Person of the Week: Cui Weiping

CDT is expanding its wiki beyond the Grass-Mud Horse Lexicon to include short biographies of , cartoonists, , and other people pushing for change in China. The wiki is a work in progress.

崔卫平

Cui Weiping. (Source: ifeng.com)

Cui Weiping believes that public intellectuals must speak about the wrongs of the past and present. She is professor emerita of the Beijing Film Academy, a cheerleader for the grass-mud horse, and one of the signatories to Charter 08, the democracy manifesto that cost author Liu Xiaobo his freedom.

Born in Jiangsu Province in 1956, Cui grew up in the “muddled and obscure intellectual tradition—part Confucian and part Communist“—of the Cultural Revolution. She was among the first to attend university after that chaotic period finally came to an end. Cui studied literature at Nanjing University, from which she graduated with a master’s degree in 1984. She then went to teach at the Beijing Film Academy, where she remained until she was forced to retire after co-authoring a letter in support of the Tiananmen Mothers.

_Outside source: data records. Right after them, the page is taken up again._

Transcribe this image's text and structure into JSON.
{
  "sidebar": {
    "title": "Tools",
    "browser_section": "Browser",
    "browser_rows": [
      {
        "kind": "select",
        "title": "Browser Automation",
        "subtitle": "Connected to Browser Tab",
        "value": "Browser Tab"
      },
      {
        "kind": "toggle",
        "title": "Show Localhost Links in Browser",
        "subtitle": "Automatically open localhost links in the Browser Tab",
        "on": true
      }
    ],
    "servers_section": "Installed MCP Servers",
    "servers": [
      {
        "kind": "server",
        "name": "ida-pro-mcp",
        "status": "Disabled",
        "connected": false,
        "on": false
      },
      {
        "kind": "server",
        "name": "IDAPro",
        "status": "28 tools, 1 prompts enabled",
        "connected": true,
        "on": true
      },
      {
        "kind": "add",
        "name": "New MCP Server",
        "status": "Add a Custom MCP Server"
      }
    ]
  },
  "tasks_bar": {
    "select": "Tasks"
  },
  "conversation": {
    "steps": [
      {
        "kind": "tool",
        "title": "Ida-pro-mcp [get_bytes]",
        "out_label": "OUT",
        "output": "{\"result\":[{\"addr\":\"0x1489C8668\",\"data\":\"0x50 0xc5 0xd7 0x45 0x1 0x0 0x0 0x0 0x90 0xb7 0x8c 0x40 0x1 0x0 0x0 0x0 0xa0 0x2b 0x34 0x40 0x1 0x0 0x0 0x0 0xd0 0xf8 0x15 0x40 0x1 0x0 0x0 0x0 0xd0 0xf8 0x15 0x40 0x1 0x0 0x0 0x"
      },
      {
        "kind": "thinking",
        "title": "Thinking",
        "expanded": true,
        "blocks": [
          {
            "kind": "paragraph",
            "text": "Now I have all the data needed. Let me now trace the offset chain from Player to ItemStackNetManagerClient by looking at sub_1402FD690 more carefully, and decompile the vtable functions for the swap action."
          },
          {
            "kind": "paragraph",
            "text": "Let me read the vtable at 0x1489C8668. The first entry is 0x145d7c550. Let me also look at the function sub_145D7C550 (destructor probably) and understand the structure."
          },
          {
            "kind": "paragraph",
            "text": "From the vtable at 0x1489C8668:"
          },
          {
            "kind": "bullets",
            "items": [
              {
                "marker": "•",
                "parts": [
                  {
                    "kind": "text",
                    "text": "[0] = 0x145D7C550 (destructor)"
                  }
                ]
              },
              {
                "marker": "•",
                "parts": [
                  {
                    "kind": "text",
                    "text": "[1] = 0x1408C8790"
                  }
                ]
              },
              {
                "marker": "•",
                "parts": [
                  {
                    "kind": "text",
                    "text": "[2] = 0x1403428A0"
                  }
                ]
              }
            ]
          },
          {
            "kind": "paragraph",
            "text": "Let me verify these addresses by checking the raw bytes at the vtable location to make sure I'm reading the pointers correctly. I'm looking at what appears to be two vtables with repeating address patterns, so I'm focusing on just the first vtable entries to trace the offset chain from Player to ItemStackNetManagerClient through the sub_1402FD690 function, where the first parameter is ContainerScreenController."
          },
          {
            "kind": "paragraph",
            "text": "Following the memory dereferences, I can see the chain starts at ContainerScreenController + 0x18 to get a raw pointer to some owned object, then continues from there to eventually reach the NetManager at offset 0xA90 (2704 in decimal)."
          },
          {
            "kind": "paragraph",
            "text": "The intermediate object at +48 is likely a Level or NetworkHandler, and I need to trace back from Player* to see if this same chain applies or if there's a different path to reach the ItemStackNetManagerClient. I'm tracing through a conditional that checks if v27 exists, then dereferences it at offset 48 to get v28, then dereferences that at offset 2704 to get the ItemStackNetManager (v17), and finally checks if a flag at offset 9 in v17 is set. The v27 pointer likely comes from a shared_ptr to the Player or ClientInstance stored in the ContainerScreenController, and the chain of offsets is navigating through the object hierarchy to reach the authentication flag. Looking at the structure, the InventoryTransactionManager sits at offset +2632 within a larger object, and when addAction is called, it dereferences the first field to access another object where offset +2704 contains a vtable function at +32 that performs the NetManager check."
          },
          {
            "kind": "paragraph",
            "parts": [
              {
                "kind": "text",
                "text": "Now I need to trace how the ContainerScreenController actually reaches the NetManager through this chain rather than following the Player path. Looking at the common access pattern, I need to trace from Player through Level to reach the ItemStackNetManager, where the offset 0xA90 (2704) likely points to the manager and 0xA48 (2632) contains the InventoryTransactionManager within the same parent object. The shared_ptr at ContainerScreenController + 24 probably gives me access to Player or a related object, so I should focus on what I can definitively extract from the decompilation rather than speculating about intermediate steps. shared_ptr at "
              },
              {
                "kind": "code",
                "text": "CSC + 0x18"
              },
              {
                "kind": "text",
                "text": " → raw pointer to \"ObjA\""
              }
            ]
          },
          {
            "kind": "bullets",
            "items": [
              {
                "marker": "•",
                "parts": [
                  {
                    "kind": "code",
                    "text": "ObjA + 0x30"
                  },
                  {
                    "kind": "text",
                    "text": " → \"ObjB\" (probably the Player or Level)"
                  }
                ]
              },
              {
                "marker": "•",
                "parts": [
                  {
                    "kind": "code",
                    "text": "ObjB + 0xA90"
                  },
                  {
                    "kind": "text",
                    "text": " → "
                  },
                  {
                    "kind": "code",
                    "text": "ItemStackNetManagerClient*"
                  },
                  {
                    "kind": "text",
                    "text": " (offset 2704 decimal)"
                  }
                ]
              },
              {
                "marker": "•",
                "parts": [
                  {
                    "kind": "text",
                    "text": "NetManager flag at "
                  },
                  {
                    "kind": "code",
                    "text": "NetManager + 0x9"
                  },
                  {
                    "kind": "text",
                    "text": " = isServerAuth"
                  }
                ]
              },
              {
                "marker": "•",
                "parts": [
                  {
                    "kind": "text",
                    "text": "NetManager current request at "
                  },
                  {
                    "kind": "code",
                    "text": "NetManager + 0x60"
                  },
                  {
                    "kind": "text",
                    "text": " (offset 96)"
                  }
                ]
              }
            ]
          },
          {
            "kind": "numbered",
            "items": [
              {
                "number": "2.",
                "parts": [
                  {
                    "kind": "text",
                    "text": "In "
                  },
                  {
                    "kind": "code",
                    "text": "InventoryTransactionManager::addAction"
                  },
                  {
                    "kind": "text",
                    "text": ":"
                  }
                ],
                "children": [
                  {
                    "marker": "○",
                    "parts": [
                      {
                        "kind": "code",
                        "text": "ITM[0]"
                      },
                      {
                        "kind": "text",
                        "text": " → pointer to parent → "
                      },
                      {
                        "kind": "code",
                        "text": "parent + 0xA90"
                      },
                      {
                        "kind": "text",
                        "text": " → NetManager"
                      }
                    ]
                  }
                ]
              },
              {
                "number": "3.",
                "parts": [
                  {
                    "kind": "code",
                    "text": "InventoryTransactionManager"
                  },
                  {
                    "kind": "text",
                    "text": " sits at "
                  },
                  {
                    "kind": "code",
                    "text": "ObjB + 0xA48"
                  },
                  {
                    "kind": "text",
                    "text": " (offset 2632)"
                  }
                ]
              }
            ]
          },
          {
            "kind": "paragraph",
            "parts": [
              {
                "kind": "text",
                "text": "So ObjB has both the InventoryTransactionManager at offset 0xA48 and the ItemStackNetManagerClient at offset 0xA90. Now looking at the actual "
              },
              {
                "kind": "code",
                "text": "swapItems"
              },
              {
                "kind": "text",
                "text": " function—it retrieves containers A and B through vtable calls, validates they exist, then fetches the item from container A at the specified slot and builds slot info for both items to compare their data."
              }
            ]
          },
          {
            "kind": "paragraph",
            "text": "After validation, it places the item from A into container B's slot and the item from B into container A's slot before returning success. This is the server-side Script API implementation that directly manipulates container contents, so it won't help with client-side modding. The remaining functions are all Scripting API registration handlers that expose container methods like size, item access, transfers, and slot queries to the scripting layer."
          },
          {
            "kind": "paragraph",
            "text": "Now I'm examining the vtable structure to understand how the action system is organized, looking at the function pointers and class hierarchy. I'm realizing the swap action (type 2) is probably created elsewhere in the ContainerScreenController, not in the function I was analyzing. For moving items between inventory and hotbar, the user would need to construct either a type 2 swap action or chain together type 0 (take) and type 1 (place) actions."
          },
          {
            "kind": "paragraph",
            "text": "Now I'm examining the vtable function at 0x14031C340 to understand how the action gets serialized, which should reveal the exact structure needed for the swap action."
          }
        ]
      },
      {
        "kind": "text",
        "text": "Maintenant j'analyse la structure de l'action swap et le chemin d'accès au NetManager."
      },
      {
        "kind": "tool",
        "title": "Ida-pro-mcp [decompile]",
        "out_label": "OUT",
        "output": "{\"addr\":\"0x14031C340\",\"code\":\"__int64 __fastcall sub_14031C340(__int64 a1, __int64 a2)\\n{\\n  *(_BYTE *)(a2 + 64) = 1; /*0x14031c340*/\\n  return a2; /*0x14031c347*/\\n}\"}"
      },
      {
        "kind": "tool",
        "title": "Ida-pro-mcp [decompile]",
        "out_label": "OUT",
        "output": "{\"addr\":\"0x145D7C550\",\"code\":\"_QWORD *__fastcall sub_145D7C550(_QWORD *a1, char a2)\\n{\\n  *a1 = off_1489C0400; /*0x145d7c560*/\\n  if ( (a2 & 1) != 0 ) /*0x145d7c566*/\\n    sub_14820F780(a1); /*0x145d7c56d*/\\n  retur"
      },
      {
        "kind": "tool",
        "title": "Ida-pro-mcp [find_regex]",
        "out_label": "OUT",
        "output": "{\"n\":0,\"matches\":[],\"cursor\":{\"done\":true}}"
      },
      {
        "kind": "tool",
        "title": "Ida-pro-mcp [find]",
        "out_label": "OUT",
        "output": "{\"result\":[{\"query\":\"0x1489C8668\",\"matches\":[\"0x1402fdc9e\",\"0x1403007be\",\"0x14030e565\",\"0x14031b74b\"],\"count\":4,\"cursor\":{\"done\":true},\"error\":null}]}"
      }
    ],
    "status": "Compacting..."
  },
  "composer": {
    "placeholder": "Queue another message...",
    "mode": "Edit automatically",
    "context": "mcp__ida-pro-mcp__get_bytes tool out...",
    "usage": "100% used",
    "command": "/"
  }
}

Cui is part of the once-close circle of Beijing liberal intellectuals that includes Liu Xiaobo and Hu Jia. After Liu Xiaobo was charged with “subversion of state power,” Cui and Xu Youyu collected the Homo Homini Award for Charter 08 in Liu’s stead. One year after Charter 08 was first circulated, Cui collected comments on Liu Xiaobo’s conviction and imprisonment from a range of Chinese public intellectuals. Cui faced criticism for exposing them to punishment for speaking on a taboo subject, but defended her decision to publish the comments.

Cui has translated works by Czech dissidents Václav Havel and Ivan Klima. Her translations cannot be published in China, but have appeared on Taiwanese bookshelves.